Justice of the Peshawar High Court
- Incumbent
- Assumed office 19 August 2019

Personal details
- Born: 20 March 1974 (age 52)
- Education: LL.B

= Waqar Ahmed Khan (judge) =

Justice of the Peshawar High Court

Waqar Ahmed Khan (born 20 March 1974), is a Pakistani jurist currently holding the position of Justice in the Peshawar High Court (PHC) since 19 August 2019.

==Career==
Khan assumed the role of a civil judge in 1999. Nevertheless, he resigned in 2005 to pursue a career in legal practice. He became an advocate of the high court in 2006. Initially serving as an additional advocate general (AAG) in the first Pakistan Tehreek-e-Insaf (PTI) government of Khyber Pakhtunkhwa in 2013, he resumed the AAG role after the formation of the second PTI government in 2018. He actively represented the government in various significant cases.

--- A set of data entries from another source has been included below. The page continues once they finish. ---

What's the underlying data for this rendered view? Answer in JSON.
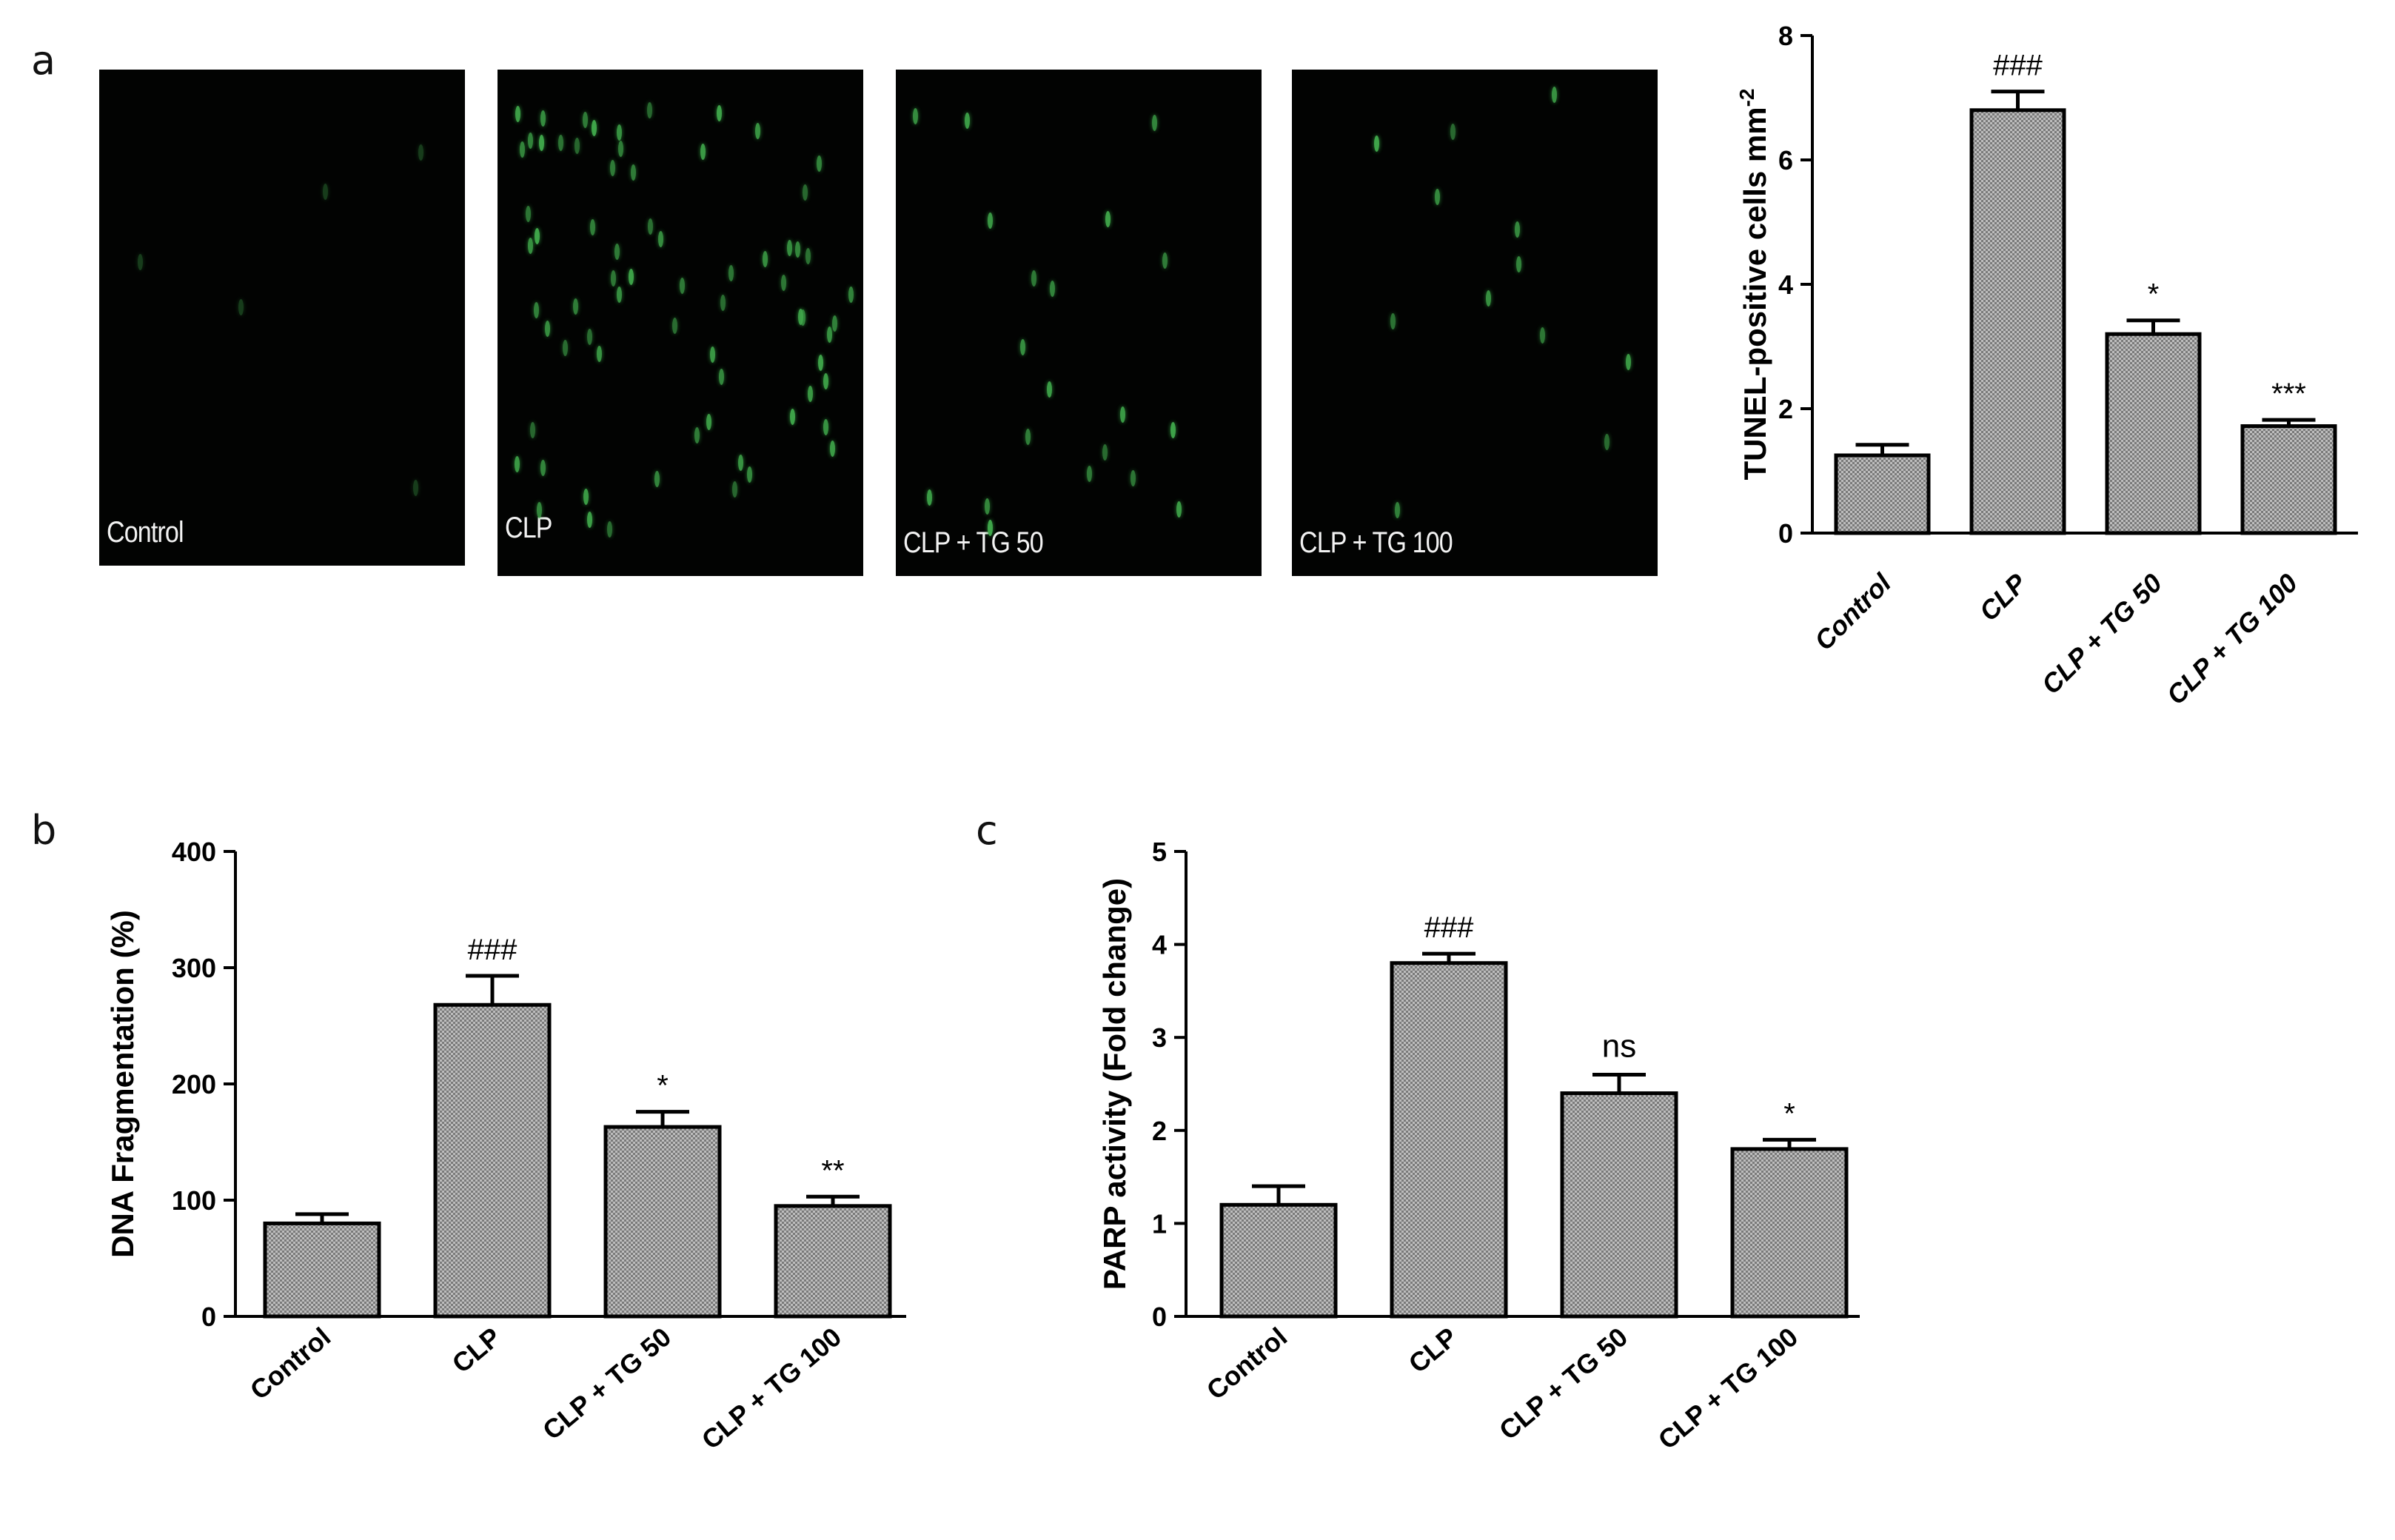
{
  "panels": {
    "a": "a",
    "b": "b",
    "c": "c"
  },
  "micrographs": [
    {
      "caption": "Control",
      "cells": 5
    },
    {
      "caption": "CLP",
      "cells": 70
    },
    {
      "caption": "CLP + TG 50",
      "cells": 20
    },
    {
      "caption": "CLP + TG 100",
      "cells": 12
    }
  ],
  "colors": {
    "bar_fill": "#bdbdbd",
    "bar_pattern": "#7a7a7a",
    "axis": "#000000",
    "cell_stain": "#3fa64a"
  },
  "chart_data": [
    {
      "id": "a",
      "type": "bar",
      "categories": [
        "Control",
        "CLP",
        "CLP + TG 50",
        "CLP + TG 100"
      ],
      "values": [
        1.25,
        6.8,
        3.2,
        1.72
      ],
      "errors": [
        0.17,
        0.3,
        0.22,
        0.1
      ],
      "annotations": [
        "",
        "###",
        "*",
        "***"
      ],
      "ylabel": "TUNEL-positive cells mm",
      "ylabel_sup": "-2",
      "ylim": [
        0,
        8
      ],
      "yticks": [
        0,
        2,
        4,
        6,
        8
      ],
      "tick_italic": true
    },
    {
      "id": "b",
      "type": "bar",
      "categories": [
        "Control",
        "CLP",
        "CLP + TG 50",
        "CLP + TG 100"
      ],
      "values": [
        80,
        268,
        163,
        95
      ],
      "errors": [
        8,
        25,
        13,
        8
      ],
      "annotations": [
        "",
        "###",
        "*",
        "**"
      ],
      "ylabel": "DNA Fragmentation (%)",
      "ylabel_sup": "",
      "ylim": [
        0,
        400
      ],
      "yticks": [
        0,
        100,
        200,
        300,
        400
      ],
      "tick_italic": false
    },
    {
      "id": "c",
      "type": "bar",
      "categories": [
        "Control",
        "CLP",
        "CLP + TG 50",
        "CLP + TG 100"
      ],
      "values": [
        1.2,
        3.8,
        2.4,
        1.8
      ],
      "errors": [
        0.2,
        0.1,
        0.2,
        0.1
      ],
      "annotations": [
        "",
        "###",
        "ns",
        "*"
      ],
      "ylabel": "PARP activity (Fold change)",
      "ylabel_sup": "",
      "ylim": [
        0,
        5
      ],
      "yticks": [
        0,
        1,
        2,
        3,
        4,
        5
      ],
      "tick_italic": false
    }
  ]
}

Appointed as an additional judge in the PHC on 19 August 2019, Khan officially took the oath as a confirmed judge of the PHC on 5 August 2021.

==Cases==
He participated in the bench that, on 27 August 2022, halted the Khyber Pakhtunkhwa cabinet's notification, which had granted a Dera Ismail Khan official the authority to file cases against Pakistan Democratic Movement (PDM) leaders – Nawaz Sharif, Shehbaz Sharif, Maryam Nawaz, and Fazlur Rehman – on charges of spreading hate against state institutions. This decision was made during the tenure of the PTI-led government of Mahmood Khan in Khyber Pakhtunkhwa.

On 2 December 2023, he was part of the bench that issued an order for the issuance of Pakistan Origin Cards to Afghan spouses of Pakistanis.